We solved this issue by caching both the most recent Unified Plan offer and the most recent Unified Plan answer. When we go from Plan B to Unified Plan we use the cached Unified Plan offer/answer and add the missing information from there. You can see here how we do this exactly.

Another soft limitation (in the sense that it can be removed given enough effort) is that we require bundle and rtcp-mux for both Chrome and Firefox endpoints, so all the media whatever the channel is, go through a single port. This is tracked in issue #3.

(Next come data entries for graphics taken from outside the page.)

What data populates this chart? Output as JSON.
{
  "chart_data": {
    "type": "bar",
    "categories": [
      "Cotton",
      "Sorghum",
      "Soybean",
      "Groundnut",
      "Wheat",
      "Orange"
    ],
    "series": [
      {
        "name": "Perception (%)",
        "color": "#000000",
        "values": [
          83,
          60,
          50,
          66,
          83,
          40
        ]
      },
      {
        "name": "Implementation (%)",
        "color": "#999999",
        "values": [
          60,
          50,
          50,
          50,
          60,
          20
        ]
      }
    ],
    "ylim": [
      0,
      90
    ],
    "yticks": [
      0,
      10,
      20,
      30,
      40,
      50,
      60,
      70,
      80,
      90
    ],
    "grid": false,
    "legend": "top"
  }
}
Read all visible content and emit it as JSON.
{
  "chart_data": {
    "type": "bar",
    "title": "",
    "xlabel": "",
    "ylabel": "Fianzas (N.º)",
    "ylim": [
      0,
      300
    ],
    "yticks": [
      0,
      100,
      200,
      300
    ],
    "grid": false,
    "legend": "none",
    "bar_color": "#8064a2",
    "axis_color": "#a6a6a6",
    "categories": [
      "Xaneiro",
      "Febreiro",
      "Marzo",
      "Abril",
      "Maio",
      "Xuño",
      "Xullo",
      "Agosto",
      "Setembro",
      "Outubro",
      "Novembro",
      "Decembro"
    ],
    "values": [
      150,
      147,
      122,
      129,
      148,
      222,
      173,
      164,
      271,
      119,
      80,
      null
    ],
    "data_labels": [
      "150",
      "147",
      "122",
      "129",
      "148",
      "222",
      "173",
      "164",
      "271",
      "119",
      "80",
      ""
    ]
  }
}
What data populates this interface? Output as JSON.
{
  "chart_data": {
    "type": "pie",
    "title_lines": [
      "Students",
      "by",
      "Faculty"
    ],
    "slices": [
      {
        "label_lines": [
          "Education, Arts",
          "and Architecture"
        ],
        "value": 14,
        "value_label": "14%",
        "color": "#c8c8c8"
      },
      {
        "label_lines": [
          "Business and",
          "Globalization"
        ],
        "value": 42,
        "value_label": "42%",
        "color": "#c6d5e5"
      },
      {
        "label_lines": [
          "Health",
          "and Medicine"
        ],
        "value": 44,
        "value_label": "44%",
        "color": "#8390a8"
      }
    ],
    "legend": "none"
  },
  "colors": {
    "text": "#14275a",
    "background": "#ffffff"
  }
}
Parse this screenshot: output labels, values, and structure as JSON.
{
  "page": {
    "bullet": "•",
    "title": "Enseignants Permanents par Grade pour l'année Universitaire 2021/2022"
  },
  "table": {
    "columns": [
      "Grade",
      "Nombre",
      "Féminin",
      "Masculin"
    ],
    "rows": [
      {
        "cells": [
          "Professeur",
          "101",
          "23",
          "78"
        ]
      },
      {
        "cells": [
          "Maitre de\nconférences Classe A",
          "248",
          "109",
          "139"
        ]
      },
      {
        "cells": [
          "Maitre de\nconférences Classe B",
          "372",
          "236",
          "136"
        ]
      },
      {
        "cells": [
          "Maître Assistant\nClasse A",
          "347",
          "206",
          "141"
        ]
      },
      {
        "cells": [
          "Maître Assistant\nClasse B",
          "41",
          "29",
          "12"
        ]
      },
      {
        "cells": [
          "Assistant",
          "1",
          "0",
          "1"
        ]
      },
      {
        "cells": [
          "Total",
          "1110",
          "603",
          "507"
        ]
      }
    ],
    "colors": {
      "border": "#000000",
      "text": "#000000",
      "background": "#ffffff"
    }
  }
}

One last soft limitation is that we have currently tested the interoperability layer only when Firefox answers a call and not when it offers one because in our architecture endpoints always get invited to join a call and never offer one. This is tracked in issue #4.

Copyright notice

Copyright @ 2015 Atlassian Pty Ltd

Licensed under the Apache License, Version 2.0 (the "License"); you may not use this file except in compliance with the License. You may obtain a copy of the License at

http://www.apache.org/licenses/LICENSE-2.0

Unless required by applicable law or agreed to in writing, software distributed under the License is distributed on an "AS IS" BASIS, WITHOUT WARRANTIES OR CONDITIONS OF ANY KIND, either express or implied. See the License for the specific language governing permissions and limitations under the License.